Someone who is adaptive, embracing an envision-explore mindset. Smith is quick to sense, learn, and adjust by looking at reality, whether it conforms to earlier plans or not.
Since it appears that Smith found the “secret sauce” to Agile transitioning and his Agile playbook and maturity metrics are big components of that sauce — why would he share it?
Bobby Knight, head coach at Indiana University for many years, was a tour de force of college basketball. He was revered for his motion offense and wrote a 29-page manual in 1975 that contained winning basketball strategies, complete with diagrams. Why would he share this? The next season, Indiana went 32-0. Other teams might copy Knight’s playbook, but they couldn’t copy Bobby Knight.
To those on an agile-adaptive journey I would caution: you may have Smith’s Agile playbook, but you don’t have Smith. Smith’s leadership and experiences can be invaluable to senior leaders on their journey. But everyone’s agile-adaptive journey begins/ends in different situations and traverses different paths. Learn from Smith, but travel your own road.

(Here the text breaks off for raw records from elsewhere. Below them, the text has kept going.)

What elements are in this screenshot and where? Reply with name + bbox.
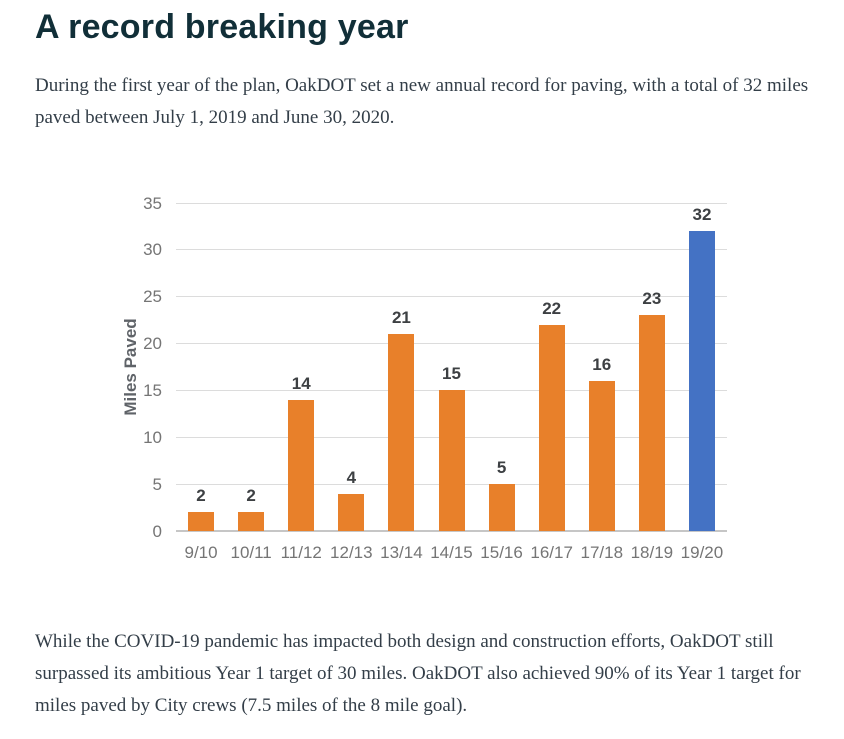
- gridline: [176, 249, 727, 251]
- x-tick-label: 19/20: [680, 543, 724, 562]
- bar: [688, 231, 715, 531]
- bar-value-label: 4: [346, 467, 357, 487]
- x-tick-label: 10/11: [230, 543, 272, 562]
- bar: [288, 399, 315, 531]
- bar: [488, 484, 515, 531]
- intro-paragraph: During the first year of the plan, OakDO…: [35, 75, 809, 128]
- gridline: [176, 389, 727, 391]
- bar-value-label: 23: [642, 289, 662, 309]
- gridline: [176, 436, 727, 438]
- bar: [638, 315, 665, 531]
- bar: [188, 512, 215, 531]
- x-tick-label: 16/17: [530, 543, 573, 562]
- x-tick-label: 12/13: [330, 543, 373, 562]
- bar-value-label: 14: [291, 373, 311, 393]
- y-tick-label: 25: [143, 287, 162, 307]
- gridline: [176, 296, 727, 298]
- page-title: A record breaking year: [35, 8, 409, 46]
- y-tick-label: 20: [143, 334, 162, 354]
- bar: [238, 512, 265, 531]
- x-tick-label: 14/15: [430, 543, 473, 562]
- bar: [538, 324, 565, 531]
- x-tick-label: 18/19: [630, 543, 674, 562]
- gridline: [176, 483, 727, 485]
- y-tick-label: 35: [143, 193, 162, 213]
- y-tick-label: 0: [152, 521, 162, 541]
- x-tick-label: 11/12: [280, 543, 322, 562]
- bar: [588, 381, 615, 531]
- bar-value-label: 16: [592, 355, 612, 375]
- y-tick-label: 15: [143, 380, 162, 400]
- y-tick-label: 5: [152, 474, 162, 494]
- bar: [338, 493, 365, 531]
- y-tick-label: 30: [143, 240, 162, 260]
- y-tick-label: 10: [143, 427, 162, 447]
- bar-value-label: 32: [692, 205, 712, 225]
- gridline: [176, 343, 727, 345]
- gridline: [176, 202, 727, 204]
- y-axis-title: Miles Paved: [121, 318, 140, 416]
- x-tick-label: 15/16: [480, 543, 523, 562]
- bar-value-label: 21: [391, 308, 411, 328]
- bar-value-label: 2: [246, 486, 256, 506]
- x-tick-label: 13/14: [380, 543, 423, 562]
- bar: [388, 334, 415, 531]
- bar: [438, 390, 465, 531]
- bar-value-label: 5: [496, 458, 507, 478]
- outro-paragraph: While the COVID-19 pandemic has impacted…: [35, 631, 801, 716]
- bar-value-label: 22: [542, 298, 562, 318]
- bar-value-label: 15: [442, 364, 461, 384]
- x-axis-baseline: [176, 530, 727, 532]
- x-tick-label: 9/10: [184, 543, 218, 562]
- bar-value-label: 2: [196, 486, 206, 506]
- x-tick-label: 17/18: [580, 543, 624, 562]
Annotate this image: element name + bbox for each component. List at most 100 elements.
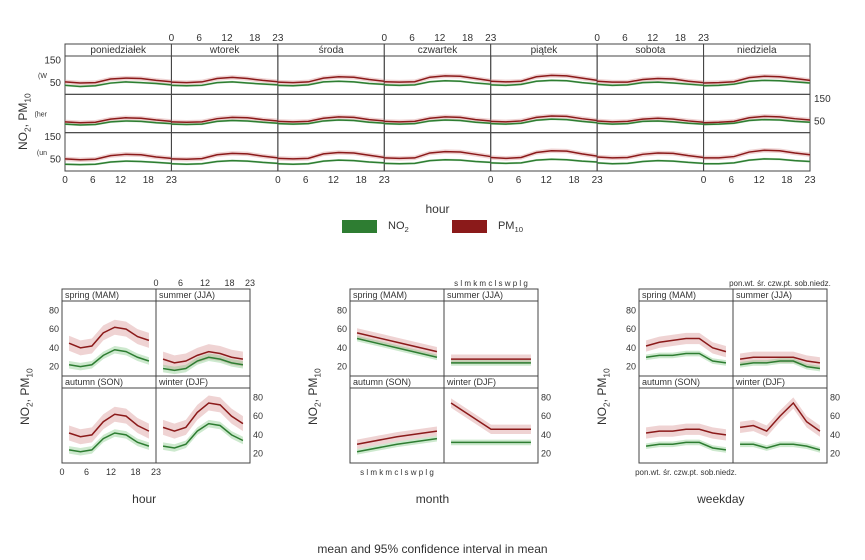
svg-text:wtorek: wtorek — [209, 45, 240, 56]
svg-text:150: 150 — [44, 56, 61, 67]
svg-text:środa: środa — [319, 45, 344, 56]
svg-text:40: 40 — [626, 343, 636, 353]
svg-text:spring (MAM): spring (MAM) — [642, 290, 696, 300]
svg-text:23: 23 — [698, 33, 710, 44]
chart-weekday: NO2, PM10 pon.wt. śr. czw.pt. sob.niedz.… — [591, 275, 851, 535]
caption: mean and 95% confidence interval in mean — [0, 542, 865, 556]
svg-text:20: 20 — [49, 362, 59, 372]
svg-text:6: 6 — [196, 33, 202, 44]
svg-text:50: 50 — [50, 155, 62, 166]
svg-text:80: 80 — [253, 392, 263, 402]
weekday-xlabel: weekday — [591, 492, 851, 506]
svg-text:40: 40 — [49, 343, 59, 353]
svg-text:60: 60 — [541, 411, 551, 421]
svg-text:summer (JJA): summer (JJA) — [447, 290, 503, 300]
svg-text:sobota: sobota — [635, 45, 665, 56]
ylabel-hour: NO2, PM10 — [18, 368, 34, 425]
ylabel-top: NO2, PM10 — [16, 93, 32, 150]
svg-text:s l m k m c l s w p l g: s l m k m c l s w p l g — [361, 468, 435, 477]
hour-svg: 06121823spring (MAM)summer (JJA)20406080… — [36, 275, 276, 485]
svg-text:80: 80 — [49, 305, 59, 315]
svg-text:18: 18 — [675, 33, 687, 44]
svg-text:23: 23 — [272, 33, 284, 44]
svg-text:0: 0 — [382, 33, 388, 44]
svg-text:20: 20 — [541, 449, 551, 459]
svg-text:6: 6 — [90, 175, 96, 186]
svg-text:60: 60 — [626, 324, 636, 334]
top-svg: 0 6 12 18 23 0 6 12 18 23 0 6 12 18 23 poniedziałek wtor… — [35, 30, 840, 195]
svg-text:12: 12 — [221, 33, 233, 44]
svg-text:50: 50 — [50, 78, 62, 89]
svg-text:6: 6 — [303, 175, 309, 186]
svg-text:18: 18 — [568, 175, 580, 186]
svg-text:winter (DJF): winter (DJF) — [446, 377, 496, 387]
svg-text:spring (MAM): spring (MAM) — [353, 290, 407, 300]
chart-month: NO2, PM10 s l m k m c l s w p l g spring … — [302, 275, 562, 535]
svg-text:6: 6 — [178, 278, 183, 288]
svg-text:6: 6 — [516, 175, 522, 186]
ylabel-month: NO2, PM10 — [306, 368, 322, 425]
svg-text:40: 40 — [830, 430, 840, 440]
svg-text:0: 0 — [594, 33, 600, 44]
svg-text:12: 12 — [106, 467, 116, 477]
svg-text:6: 6 — [409, 33, 415, 44]
svg-text:niedziela: niedziela — [737, 45, 777, 56]
legend-pm10-box — [452, 220, 487, 233]
svg-text:20: 20 — [626, 362, 636, 372]
svg-text:40: 40 — [253, 430, 263, 440]
svg-text:80: 80 — [337, 305, 347, 315]
svg-text:12: 12 — [115, 175, 127, 186]
svg-text:23: 23 — [379, 175, 391, 186]
svg-text:12: 12 — [200, 278, 210, 288]
bottom-row: NO2, PM10 0 6 12 18 23 spring (MAM) summer (JJ… — [0, 275, 865, 535]
svg-text:18: 18 — [131, 467, 141, 477]
svg-text:80: 80 — [830, 392, 840, 402]
svg-text:23: 23 — [804, 175, 816, 186]
svg-text:czwartek: czwartek — [418, 45, 458, 56]
svg-text:23: 23 — [166, 175, 178, 186]
svg-text:0: 0 — [169, 33, 175, 44]
svg-text:60: 60 — [830, 411, 840, 421]
legend-pm10-label: PM10 — [498, 220, 523, 232]
svg-text:150: 150 — [44, 132, 61, 143]
svg-text:80: 80 — [626, 305, 636, 315]
svg-text:s l m k m c l s w p l g: s l m k m c l s w p l g — [455, 279, 529, 288]
svg-text:40: 40 — [541, 430, 551, 440]
svg-text:20: 20 — [337, 362, 347, 372]
svg-text:(un: (un — [37, 150, 47, 157]
svg-text:20: 20 — [253, 449, 263, 459]
svg-text:6: 6 — [729, 175, 735, 186]
svg-text:23: 23 — [151, 467, 161, 477]
legend: NO2 PM10 — [0, 220, 865, 235]
month-xlabel: month — [302, 492, 562, 506]
svg-text:autumn (SON): autumn (SON) — [642, 377, 700, 387]
svg-text:piątek: piątek — [531, 45, 559, 56]
svg-text:18: 18 — [462, 33, 474, 44]
svg-text:18: 18 — [781, 175, 793, 186]
svg-text:60: 60 — [337, 324, 347, 334]
svg-text:18: 18 — [225, 278, 235, 288]
svg-text:18: 18 — [143, 175, 155, 186]
svg-text:pon.wt. śr. czw.pt. sob.niedz.: pon.wt. śr. czw.pt. sob.niedz. — [729, 279, 831, 288]
svg-text:12: 12 — [328, 175, 340, 186]
svg-text:40: 40 — [337, 343, 347, 353]
svg-text:20: 20 — [830, 449, 840, 459]
svg-text:6: 6 — [84, 467, 89, 477]
svg-text:18: 18 — [356, 175, 368, 186]
svg-text:0: 0 — [60, 467, 65, 477]
chart-hour: NO2, PM10 06121823spring (MAM)summer (JJ… — [14, 275, 274, 535]
svg-text:18: 18 — [249, 33, 261, 44]
svg-text:0: 0 — [62, 175, 68, 186]
weekday-svg: pon.wt. śr. czw.pt. sob.niedz. spring (MA… — [613, 275, 853, 485]
legend-no2-label: NO2 — [388, 220, 409, 232]
svg-text:0: 0 — [275, 175, 281, 186]
svg-text:0: 0 — [488, 175, 494, 186]
svg-text:80: 80 — [541, 392, 551, 402]
svg-text:60: 60 — [253, 411, 263, 421]
svg-text:poniedziałek: poniedziałek — [90, 45, 147, 56]
svg-text:autumn (SON): autumn (SON) — [353, 377, 411, 387]
svg-text:winter (DJF): winter (DJF) — [735, 377, 785, 387]
svg-text:summer (JJA): summer (JJA) — [159, 290, 215, 300]
ylabel-weekday: NO2, PM10 — [595, 368, 611, 425]
svg-text:60: 60 — [49, 324, 59, 334]
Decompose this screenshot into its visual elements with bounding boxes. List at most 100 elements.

Smith’s adventurous journey has now entered a new phase, moving from C-suite positions to membership on several corporate boards and advisor to companies worldwide.
1 In this second “Voices” Amplify Update, I’ve decided to switch to the word(s) “transforming” or “transforming journey” from the word “transformation.” The word transformation implies an end state, while transforming implies ongoing. Individuals and organizations are always transforming but are never transformed. The word “transforming” can be awkward in a sentence, but it better reflects reality. “Journey,” to me, is an even better word for what transpires.
2 One goal of this Amplify Update series is to learn from executive leaders and incorporate that learning into subsequent articles. In that spirit, the definition of agile-adaptive leadership has been slightly modified in this Update.
3 Smith uses the term “squad” from the Spotify organizational model instead of “team.”
4 For an in-depth discussion of the BMI, see Abernathy’s video.
5 The BMI (ratio of enablers to doers) would be 98/198 = 49.5%. Achieving an acceptable BMI of <15% would reduce the enabler count from 98 to 17.